A coups de projections démographiques discutables et de montants alarmistes, on veut nous imposer une réforme bien précise. Augmenter l’âge de départ à la retraite ne fera que renforcer les inégalités. C’est bien la nécessité d’intervenir dans le partage des richesses qui justifie nos mobilisations.
L’élévation de l’espérance de vie présentée comme une malédiction Quel gaspillage pour le capitalisme que ces retraités de 60 ans encore tout à fait exploitables ! On avance le ratio entre actifs et retraités pour pointer ce gaspillage. Qu’en est-il exactement ?
On compte, en 2008, 3,9 adultes de 15 à 65 ans pour une personne ayant plus de 65 ans. Les projections estiment que la part de plus de 65 ans devrait se stabiliser autour de 20 % de la population (1/5). Il n’y a pas de quoi s’affoler. On cotise déjà pour 25 % de notre salaire brut aux caisses de retraite. On peut envisager un choix collectif et mieux partagé pour assurer la pérennité du système.

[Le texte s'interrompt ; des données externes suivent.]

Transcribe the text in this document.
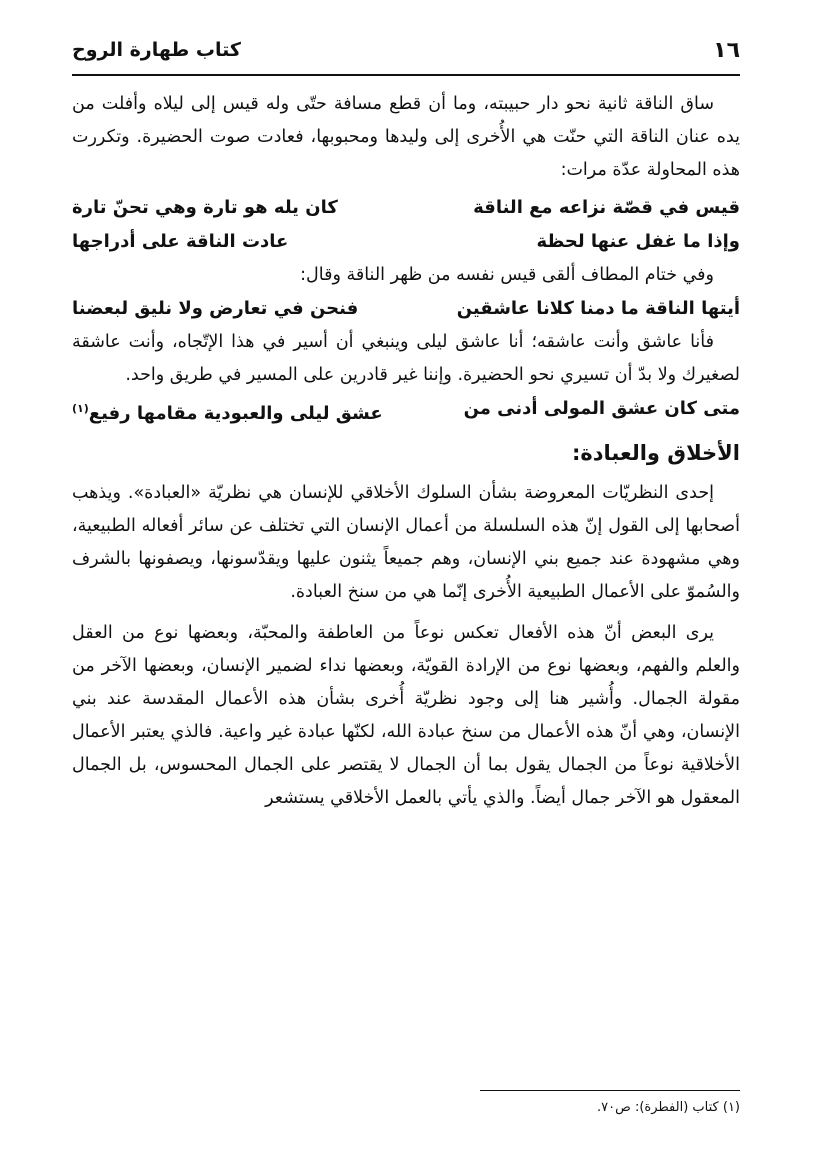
١٦
كتاب طهارة الروح

ساق الناقة ثانية نحو دار حبيبته، وما أن قطع مسافة حتّى وله قيس إلى ليلاه وأفلت من يده عنان الناقة التي حنّت هي الأُخرى إلى وليدها ومحبوبها، فعادت صوت الحضيرة. وتكررت هذه المحاولة عدّة مرات:

قيس في قصّة نزاعه مع الناقة
كان يله هو تارة وهي تحنّ تارة
وإذا ما غفل عنها لحظة
عادت الناقة على أدراجها

وفي ختام المطاف ألقى قيس نفسه من ظهر الناقة وقال:

أيتها الناقة ما دمنا كلانا عاشقين
فنحن في تعارض ولا نليق لبعضنا

فأنا عاشق وأنت عاشقه؛ أنا عاشق ليلى وينبغي أن أسير في هذا الإتّجاه، وأنت عاشقة لصغيرك ولا بدّ أن تسيري نحو الحضيرة. وإننا غير قادرين على المسير في طريق واحد.

متى كان عشق المولى أدنى من
عشق ليلى والعبودية مقامها رفيع$^{(١)}$
الأخلاق والعبادة:

إحدى النظريّات المعروضة بشأن السلوك الأخلاقي للإنسان هي نظريّة «العبادة». ويذهب أصحابها إلى القول إنّ هذه السلسلة من أعمال الإنسان التي تختلف عن سائر أفعاله الطبيعية، وهي مشهودة عند جميع بني الإنسان، وهم جميعاً يثنون عليها ويقدّسونها، ويصفونها بالشرف والسُموّ على الأعمال الطبيعية الأُخرى إنّما هي من سنخ العبادة.

يرى البعض أنّ هذه الأفعال تعكس نوعاً من العاطفة والمحبّة، وبعضها نوع من العقل والعلم والفهم، وبعضها نوع من الإرادة القويّة، وبعضها نداء لضمير الإنسان، وبعضها الآخر من مقولة الجمال. وأُشير هنا إلى وجود نظريّة أُخرى بشأن هذه الأعمال المقدسة عند بني الإنسان، وهي أنّ هذه الأعمال من سنخ عبادة الله، لكنّها عبادة غير واعية. فالذي يعتبر الأعمال الأخلاقية نوعاً من الجمال يقول بما أن الجمال لا يقتصر على الجمال المحسوس، بل الجمال المعقول هو الآخر جمال أيضاً. والذي يأتي بالعمل الأخلاقي يستشعر

(١) كتاب (الفطرة): ص٧٠.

Encore faut-il que tout le monde ait un emploi. En effet, le ratio tombe à 2,4 si on ne prend en compte que les actifs occupant un emploi. Est-ce la faute des salariés si les impératifs de rentabilité incitent à laisser au chômage 10 % de ceux qui souhaitent travailler pour mieux exploiter les autres ? Le chômage pèse bien plus sur l’équilibre de comptes sociaux que l’allongement de l’espérance de vie.
D’autant que celle-ci cache de nombreuses inégalités. Elle est de 4 à 5 ans inférieure pour un ouvrier, comparée à celle d’un cadre. Il est plus facile de s’imaginer travailler plus longtemps quand on pond des rapports sur les retraites plutôt que quand on travaille dans le bâtiment. Concrètement, les salariés exerçant les travaux les plus pénibles ou les plus précaires devront cesser plus tôt leur activité et toucheront une retraite fortement amoindrie.
Augmenter l’âge de la retraite augmentera les inégalités
Déjà aujourd’hui l’âge moyen de cessation d’activité est de 58,7 ans. De nombreux salariés vivotent déjà en attendant de pouvoir toucher leur retraite. Cette précarité sera renforcée avec le recul de l’âge de la retraite. Le véritable objectif de toutes ces réformes est de réduire le montant des pensions. Cela entraînera que le taux de remplacement (rapport de la pension de retraite comparée au dernier salaire) va passer de 79 % en 2006 à 63 % en 2046. Cette baisse annoncée du niveau de vie des retraités va inciter les salariés à contracter des assurances complémentaires. Des profits juteux pour certains, mais tout le monde ne pourra pas y souscrire.
Travailler moins pour gagner plus
Historiquement, les travailleurs se sont toujours battus pour réduire leur temps de travail. Des congés payés, à la semaine de 40 heures, en passant par la journée de huit heures, les mobilisations populaires ont souvent exprimé le refus de perdre sa vie à la gagner.
Bien sûr, les patrons ont toujours considéré que ce n’était pas viable économiquement, que les salariés étaient de fainéants. Les premières luttes pour encadrer la journée de travail à 10 heures allaient ruiner l’économie nationale.
Il n’en a rien été. Il faut dire qu’avec une hausse de la productivité de 2 % par an, on double les richesses produites tous les 35 ans. A-t-on vraiment besoin de deux fois plus de biens à ce rythme ? Les luttes sociales jusqu’ici semblent plutôt indiquer que l’on préfère moins s’esquinter au boulot. Plutôt que d’exploiter une partie de la population jusqu’à épuisement il vaut mieux répartir le travail. Pourquoi faire travailler certains jusqu’à 65 ans et en laisser une bonne partie dans le chômage et la précarité ? Bien sûr c’est plus rentable pour chaque employeur de fonctionner ainsi, mais cela a un coût humain et social effroyable.
Nous avons fait des progrès depuis la révolution néolithique. Nous avons la possibilité de subvenir à nos besoins sans consacrer toute notre énergie au travail. Les aspirations d’une bonne partie de la population semblent plutôt aller vers une meilleure harmonisation des temps sociaux entre travail, loisir, famille, formation… Seule une minorité n’est guidé que par la recherche maladive de toujours plus de richesses.
A travers le débat sur les retraites, c’est un débat sur le type de société que nous voulons qui est en jeu. Sortir de la logique productiviste et imposer une meilleure répartition du travail et des richesses est hautement légitime. Sachons nous imposer dans ce débat crucial pour notre avenir.